The conclusion would have to be that while a is in an aggregate, at the same time it isn't, because the thing in the aggregate, namely b has to be considered unequal to a by IEEE standards.

Think I'll use isnan from now on...

Answer 1

The behaviour you see is an artefact of an optimization for the in operator in Python and the fact that nan compares unequal to itself, as required by the IEEE-754 standard.

The in operator in Python returns whether any element in the iterator is equal to the element you are looking for. The expression x in it essentially evaluates to any(x == y for y in it), except that an additional optimization is applied by CPython: to avoid having to call __eq__ on each element, the interpreter first checks whether x and y are the same objects, in which case it immediately returns True.
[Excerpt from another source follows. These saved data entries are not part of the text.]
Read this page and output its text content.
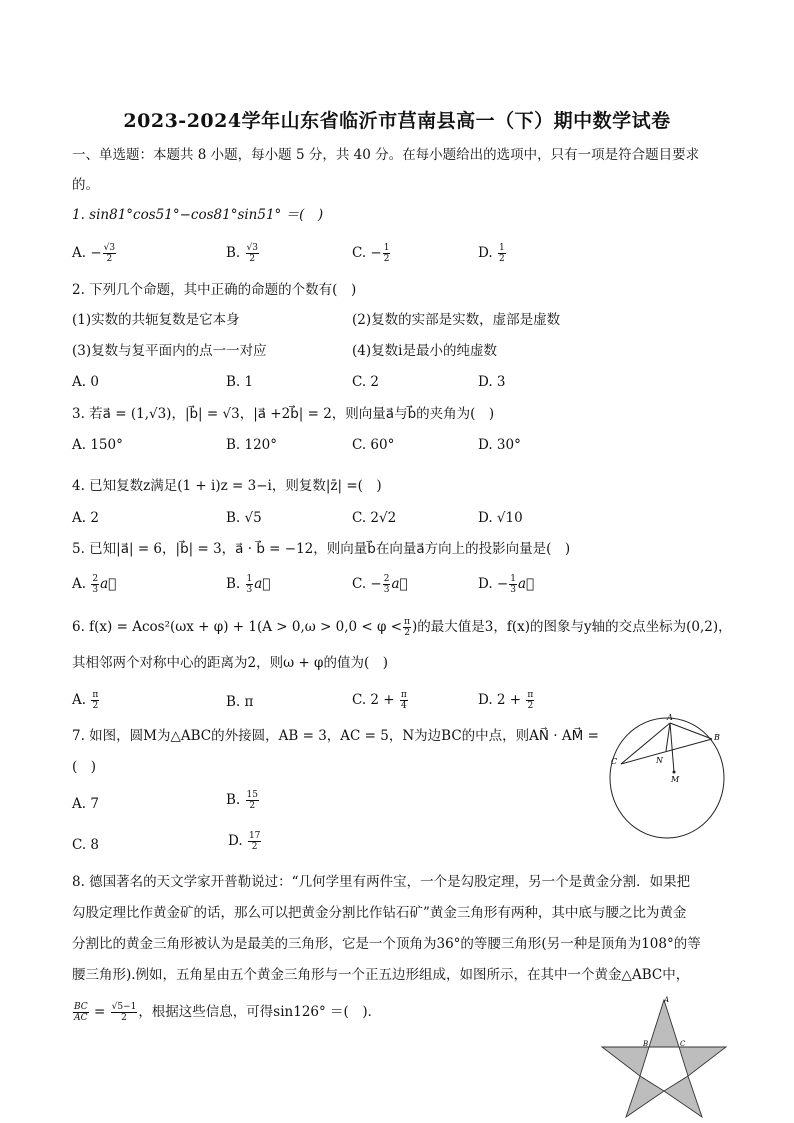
2023-2024学年山东省临沂市莒南县高一（下）期中数学试卷
一、单选题：本题共 8 小题，每小题 5 分，共 40 分。在每小题给出的选项中，只有一项是符合题目要求
的。
1. sin81°cos51°−cos81°sin51° ＝(　)
A. − $\frac{√3}{2}$	B. $\frac{√3}{2}$	C. − $\frac{1}{2}$	D. $\frac{1}{2}$
2. 下列几个命题，其中正确的命题的个数有(　)
(1)实数的共轭复数是它本身	(2)复数的实部是实数，虚部是虚数
(3)复数与复平面内的点一一对应	(4)复数i是最小的纯虚数
A. 0	B. 1	C. 2	D. 3
3. 若a⃗ = (1,√3)，|b⃗| = √3，|a⃗ +2b⃗| = 2，则向量a⃗与b⃗的夹角为(　)
A. 150°	B. 120°	C. 60°	D. 30°
4. 已知复数z满足(1 + i)z = 3−i，则复数|z̄| =(　)
A. 2	B. √5	C. 2√2	D. √10
5. 已知|a⃗| = 6，|b⃗| = 3，a⃗ · b⃗ = −12，则向量b⃗在向量a⃗方向上的投影向量是(　)
A. $\frac{2}{3}$ a⃗	B. $\frac{1}{3}$ a⃗	C. − $\frac{2}{3}$ a⃗	D. − $\frac{1}{3}$ a⃗
6. $f(x) = Acos^2(\omega x + \varphi) + 1(A > 0,\omega > 0,0 < \varphi < \frac{\pi}{2}$ )的最大值是3，f(x)的图象与y轴的交点坐标为(0,2)，
其相邻两个对称中心的距离为2，则ω + φ的值为(　)
A. $\frac{\pi}{2}$	B. π	C. $2 + \frac{\pi}{4}$	D. $2 + \frac{\pi}{2}$
7. 如图，圆M为△ABC的外接圆，AB = 3，AC = 5，N为边BC的中点，则AN⃗ · AM⃗ =
(　)
A. 7	B. $\frac{15}{2}$
C. 8	D. $\frac{17}{2}$
A
B
C	N
M
8. 德国著名的天文学家开普勒说过：“几何学里有两件宝，一个是勾股定理，另一个是黄金分割．如果把
勾股定理比作黄金矿的话，那么可以把黄金分割比作钻石矿”黄金三角形有两种，其中底与腰之比为黄金
分割比的黄金三角形被认为是最美的三角形，它是一个顶角为36°的等腰三角形(另一种是顶角为108°的等
腰三角形).例如，五角星由五个黄金三角形与一个正五边形组成，如图所示，在其中一个黄金△ABC中，
$\frac{BC}{AC} = \frac{√5-1}{2}$ ，根据这些信息，可得sin126° ＝(　)．
A
B	C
This optimization is fine for almost all objects. After all, it's one of the basic properties of equality that every object compares equal to itself. However, the IEEE-754 standard for floating point numbers requires that nan != nan, so NaN breaks this assumption. This results in the odd behaviour you see: if one nan happens to be the same object as a nan in the iterator, the above-mentioned optimization results in the in operator returning True. However, if the nan in the iterator isn't the same object, Python falls back to __eq__(), and you get False.

Answer 2

Honestly, how NaN is implemented is a total clowntown. This is what happens when you override __eq__ without thinking about consequences:

>>> n1 = math.nan
>>> n2 = math.nan
>>> id(n1) == id(n2)
True
>>> n1 == n2
False

Just use isNan end let them handle all that mess.